Create an agent that can use all tools from the local filesystem MCP server.

import asyncio
from pathlib import Path
from autogen_ext.models.openai import OpenAIChatCompletionClient
from autogen_ext.tools.mcp import StdioServerParams, mcp_server_tools
from autogen_agentchat.agents import AssistantAgent
from autogen_core import CancellationToken


async def main() -> None:
    # Setup server params for local filesystem access
    desktop = str(Path.home() / "Desktop")
    server_params = StdioServerParams(
        command="npx.cmd", args=["-y", "@modelcontextprotocol/server-filesystem", desktop]
    )

    # Get all available tools from the server
    tools = await mcp_server_tools(server_params)

    # Create an agent that can use all the tools
    agent = AssistantAgent(
        name="file_manager",
        model_client=OpenAIChatCompletionClient(model="gpt-4"),
        tools=tools,  # type: ignore
    )

    # The agent can now use any of the filesystem tools
    await agent.run(task="Create a file called test.txt with some content", cancellation_token=CancellationToken())


if __name__ == "__main__":
    asyncio.run(main())

Local fetch MCP service over standard I/O example:

Install the mcp-server-fetch package.

pip install mcp-server-fetch

Create an agent that can use the fetch tool from the local MCP server.

import asyncio

from autogen_agentchat.agents import AssistantAgent
from autogen_ext.models.openai import OpenAIChatCompletionClient
from autogen_ext.tools.mcp import StdioServerParams, mcp_server_tools


async def main() -> None:
    # Get the fetch tool from mcp-server-fetch.
    fetch_mcp_server = StdioServerParams(command="uvx", args=["mcp-server-fetch"])
    tools = await mcp_server_tools(fetch_mcp_server)

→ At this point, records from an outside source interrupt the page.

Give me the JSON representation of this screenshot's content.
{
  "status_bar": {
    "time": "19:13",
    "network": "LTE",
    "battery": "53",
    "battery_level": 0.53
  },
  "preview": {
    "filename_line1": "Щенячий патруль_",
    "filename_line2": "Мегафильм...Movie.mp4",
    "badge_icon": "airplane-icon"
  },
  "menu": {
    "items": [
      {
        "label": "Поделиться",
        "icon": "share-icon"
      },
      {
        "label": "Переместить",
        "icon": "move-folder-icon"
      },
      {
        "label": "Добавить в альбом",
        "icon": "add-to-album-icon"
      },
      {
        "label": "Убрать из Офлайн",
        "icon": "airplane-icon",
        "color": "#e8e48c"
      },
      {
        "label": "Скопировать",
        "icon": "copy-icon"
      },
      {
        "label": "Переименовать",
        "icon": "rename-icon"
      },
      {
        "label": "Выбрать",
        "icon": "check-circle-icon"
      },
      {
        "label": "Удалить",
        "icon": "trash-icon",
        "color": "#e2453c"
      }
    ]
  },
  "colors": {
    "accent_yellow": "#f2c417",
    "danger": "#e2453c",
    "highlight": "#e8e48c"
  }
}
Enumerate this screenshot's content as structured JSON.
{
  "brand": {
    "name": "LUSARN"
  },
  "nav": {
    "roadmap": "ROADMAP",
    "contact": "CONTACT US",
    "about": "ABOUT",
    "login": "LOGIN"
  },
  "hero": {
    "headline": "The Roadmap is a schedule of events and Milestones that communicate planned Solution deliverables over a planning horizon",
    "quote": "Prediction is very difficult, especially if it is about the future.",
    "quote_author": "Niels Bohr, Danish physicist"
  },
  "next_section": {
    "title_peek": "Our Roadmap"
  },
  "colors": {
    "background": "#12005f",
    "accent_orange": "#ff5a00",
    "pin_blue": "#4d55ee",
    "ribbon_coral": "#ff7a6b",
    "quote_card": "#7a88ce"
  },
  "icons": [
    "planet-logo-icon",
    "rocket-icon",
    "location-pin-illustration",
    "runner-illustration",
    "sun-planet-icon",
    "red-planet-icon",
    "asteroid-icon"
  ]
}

    # Create an agent that can use the fetch tool.
    model_client = OpenAIChatCompletionClient(model="gpt-4o")
    agent = AssistantAgent(name="fetcher", model_client=model_client, tools=tools, reflect_on_tool_use=True)  # type: ignore

    # Let the agent fetch the content of a URL and summarize it.
    result = await agent.run(task="Summarize the content of https://en.wikipedia.org/wiki/Seattle")
    print(result.messages[-1].content)


asyncio.run(main())

Remote MCP service over SSE example:

from autogen_ext.tools.mcp import SseServerParams, mcp_server_tools


async def main() -> None:
    # Setup server params for remote service
    server_params = SseServerParams(url="https://api.example.com/mcp", headers={"Authorization": "Bearer token"})

    # Get all available tools
    tools = await mcp_server_tools(server_params)

    # Create an agent with all tools
    agent = AssistantAgent(name="tool_user", model_client=OpenAIChatCompletionClient(model="gpt-4"), tools=tools)  # type: ignore

For more examples and detailed usage, see the samples directory in the package repository.